Gosstola had served as CFO at the $4-billion SEFCU since 2008.
Allegations Made
According to the Daily Gazette, the complaint focuses heavily on the actions of SEFCU’s board of directors and its longtime president and CEO, Michael J. Castellana. Among the allegations and assertions in the complaint, as reported by the Daily Gazette:
- The SEFCU Whistleblower Policy states SEFCU has an obligation to guard against illegal, fraudulent and dishonest conduct and to protect persons reporting such conduct; it expressly prohibits retaliation against whistleblowers.
- The policy required Gosstola to report misconduct and stipulated that failure to do so could result in a penalty as severe as termination.
- Gosstola became aware that Castellana had “cultivated personal support and loyalty from SEFCU’s board of directors and that it had effectively delegated to him its non-delegable responsibility to determine SEFCU’s direction and provide general oversight.”

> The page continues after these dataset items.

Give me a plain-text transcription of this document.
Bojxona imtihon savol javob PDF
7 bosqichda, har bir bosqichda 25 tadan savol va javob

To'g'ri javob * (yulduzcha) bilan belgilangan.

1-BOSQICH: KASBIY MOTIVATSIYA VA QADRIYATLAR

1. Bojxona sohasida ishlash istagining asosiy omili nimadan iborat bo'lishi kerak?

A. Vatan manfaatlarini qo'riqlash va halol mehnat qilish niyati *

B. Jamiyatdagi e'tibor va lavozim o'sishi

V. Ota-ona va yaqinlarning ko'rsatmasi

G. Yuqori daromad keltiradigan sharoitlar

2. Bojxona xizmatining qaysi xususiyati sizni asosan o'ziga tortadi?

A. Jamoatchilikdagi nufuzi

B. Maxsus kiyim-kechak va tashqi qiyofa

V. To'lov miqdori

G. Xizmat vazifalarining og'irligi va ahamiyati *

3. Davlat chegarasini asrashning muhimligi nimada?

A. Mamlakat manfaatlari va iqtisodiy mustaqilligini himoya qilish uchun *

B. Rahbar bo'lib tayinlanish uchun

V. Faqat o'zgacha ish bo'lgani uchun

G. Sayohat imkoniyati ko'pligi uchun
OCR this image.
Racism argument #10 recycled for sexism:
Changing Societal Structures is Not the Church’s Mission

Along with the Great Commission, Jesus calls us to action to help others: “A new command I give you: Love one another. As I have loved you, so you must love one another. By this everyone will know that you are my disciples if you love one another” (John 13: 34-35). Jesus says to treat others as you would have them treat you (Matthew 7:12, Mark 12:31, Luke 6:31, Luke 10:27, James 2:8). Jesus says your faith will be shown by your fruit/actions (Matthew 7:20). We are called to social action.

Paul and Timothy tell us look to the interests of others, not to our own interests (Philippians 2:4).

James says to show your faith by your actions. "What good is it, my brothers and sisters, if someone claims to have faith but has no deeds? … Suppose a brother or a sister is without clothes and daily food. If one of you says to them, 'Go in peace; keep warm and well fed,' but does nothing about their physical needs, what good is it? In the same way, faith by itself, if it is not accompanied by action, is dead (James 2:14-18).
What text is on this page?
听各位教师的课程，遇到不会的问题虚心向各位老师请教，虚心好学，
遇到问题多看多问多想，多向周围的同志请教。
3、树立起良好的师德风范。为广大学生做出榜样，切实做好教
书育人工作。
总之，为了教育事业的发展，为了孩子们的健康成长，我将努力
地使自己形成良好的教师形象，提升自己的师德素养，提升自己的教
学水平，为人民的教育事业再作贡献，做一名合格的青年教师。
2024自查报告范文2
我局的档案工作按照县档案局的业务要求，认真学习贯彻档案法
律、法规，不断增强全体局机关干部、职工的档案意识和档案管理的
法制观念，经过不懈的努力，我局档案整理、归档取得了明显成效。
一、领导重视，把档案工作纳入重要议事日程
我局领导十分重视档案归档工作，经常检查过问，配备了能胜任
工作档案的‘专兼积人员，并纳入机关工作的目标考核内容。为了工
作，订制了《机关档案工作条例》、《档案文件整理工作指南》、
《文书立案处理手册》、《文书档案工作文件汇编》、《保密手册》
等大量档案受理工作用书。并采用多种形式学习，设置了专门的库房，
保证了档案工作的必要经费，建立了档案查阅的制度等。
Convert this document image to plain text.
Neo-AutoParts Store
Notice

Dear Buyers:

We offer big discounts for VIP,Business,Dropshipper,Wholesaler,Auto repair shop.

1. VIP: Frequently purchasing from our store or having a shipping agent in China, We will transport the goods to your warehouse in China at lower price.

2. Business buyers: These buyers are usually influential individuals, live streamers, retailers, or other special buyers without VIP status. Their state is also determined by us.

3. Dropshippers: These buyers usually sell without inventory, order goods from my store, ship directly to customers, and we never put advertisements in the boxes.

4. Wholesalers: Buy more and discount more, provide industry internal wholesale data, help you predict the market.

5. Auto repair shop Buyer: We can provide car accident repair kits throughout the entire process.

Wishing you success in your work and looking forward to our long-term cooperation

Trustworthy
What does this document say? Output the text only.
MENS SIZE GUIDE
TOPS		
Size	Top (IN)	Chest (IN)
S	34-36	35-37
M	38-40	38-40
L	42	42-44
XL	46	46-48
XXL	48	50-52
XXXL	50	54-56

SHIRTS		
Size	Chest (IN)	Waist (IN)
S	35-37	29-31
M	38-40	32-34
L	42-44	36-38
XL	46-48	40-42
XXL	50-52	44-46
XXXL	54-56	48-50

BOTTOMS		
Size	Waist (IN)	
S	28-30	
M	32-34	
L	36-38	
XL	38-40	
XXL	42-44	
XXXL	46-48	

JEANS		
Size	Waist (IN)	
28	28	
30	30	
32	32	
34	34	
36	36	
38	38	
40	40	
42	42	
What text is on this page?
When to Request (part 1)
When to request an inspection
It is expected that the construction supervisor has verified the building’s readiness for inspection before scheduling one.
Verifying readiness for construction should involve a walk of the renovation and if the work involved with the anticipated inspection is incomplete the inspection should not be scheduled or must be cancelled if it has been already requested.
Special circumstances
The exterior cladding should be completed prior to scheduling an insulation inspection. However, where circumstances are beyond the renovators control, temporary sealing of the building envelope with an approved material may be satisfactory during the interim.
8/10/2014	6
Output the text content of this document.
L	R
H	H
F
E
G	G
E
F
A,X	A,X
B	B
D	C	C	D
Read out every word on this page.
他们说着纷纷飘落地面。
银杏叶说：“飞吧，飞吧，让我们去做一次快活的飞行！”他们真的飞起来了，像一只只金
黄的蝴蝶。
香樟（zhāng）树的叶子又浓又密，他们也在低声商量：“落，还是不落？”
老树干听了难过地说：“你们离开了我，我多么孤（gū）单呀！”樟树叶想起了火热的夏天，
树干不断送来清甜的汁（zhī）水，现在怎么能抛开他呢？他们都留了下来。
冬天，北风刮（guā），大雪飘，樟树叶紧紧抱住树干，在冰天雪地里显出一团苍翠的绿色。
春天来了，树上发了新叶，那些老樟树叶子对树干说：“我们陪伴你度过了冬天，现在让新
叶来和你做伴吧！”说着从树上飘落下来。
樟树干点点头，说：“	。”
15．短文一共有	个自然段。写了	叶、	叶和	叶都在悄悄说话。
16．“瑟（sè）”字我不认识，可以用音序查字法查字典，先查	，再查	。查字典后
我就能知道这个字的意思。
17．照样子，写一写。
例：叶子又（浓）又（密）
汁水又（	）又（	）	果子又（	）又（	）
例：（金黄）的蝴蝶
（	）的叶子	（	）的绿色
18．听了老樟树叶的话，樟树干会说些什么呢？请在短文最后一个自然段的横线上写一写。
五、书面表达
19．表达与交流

- Before January 2018, Gosstola learned Castellana had “communicated confidential information related to commercial lending to third parties with whom Castellana had a personal and/or business relationship.”
- Castellana had reduced Gosstola’s financial reporting responsibilities and communications with the board.
- Gosstola told Castellana he “objected to these things, and asked that he be allowed to fully perform his duties under his job description; Castellana did not address the requests, and referred to them in internal communications as ‘Dave issues’ and ‘lack of collaboration’.”
- Gosstola came to believe that Castellana was “implementing a scheme to assume control of SEFCU; undermine him as CFO; obtain perks such as a full-time armed guard/chauffeur; and manage the board of directors’ review and approval of his compensation and benefits.”
- In determining Castellana’s compensation, the board “did not seek or consider advice from Gosstola or independent advisers and did not consider pay and benefits received by comparable executives.”
- Gosstola had “indications that Castellana had caused SEFCU to enter transactions with parties with whom he had business and professional relationships, including for construction, financing and leasing of SEFCU offices and branches.”
- Castellana sought and gained board approval for a multimillion-dollar gift for naming rights to an athletic facility for a recipient with whom he had board and fiduciary positions and relationships. (That proposal was later withdrawn.)
- Some or all of these actions by Castellana “posed serious risks to SEFCU and its members.”
- On Jan. 19, 2018, Gosstola “delivered a letter stating his concerns to Castellana, who didn’t reply. The SEFCU Supervisory Committee retained Rochester accounting firm Mengel, Metzger Barr to review the letter and Gosstola’s whistleblower complaint on SEFCU’s behalf.”
- The firm delivered its report to SEFCU Sept. 6, 2018; Gosstola never got a copy, the complaint alleges.
- SEFCU retained law firm Barclay Damon to review the report, and on March 29, 2019, the firm “told Gosstola it had completed an investigation; the firm did not interview him for its ‘rebuttal report’ dated Dec. 28, 2018, and did not give him or Sleasman a copy of the report, though it let Sleasman look at it in the Barclay Damon office.”
- Gosstola’s complaint does not characterize the results of that report, but “asserts the investigation was not independent or objective, and was intended instead to discredit Gosstola’s whistleblower complaint and the accounting firm’s report.”
- On May 8, 2019, Barclay Damon summoned Gosstola and (Gosstola’s attorney) to its Albany office and told Gosstola he was terminated immediately, and was not even to clean out his office. He was not given SEFCU’s customary severance compensation, the complaint alleges.
Gosstola’s complaint says he has suffered economic loss, emotional harm and damage to his professional reputation; he seeks compensatory and punitive damages in amounts to be determined at trial, as well as attorneys’ fees, according to the Daily Gazette.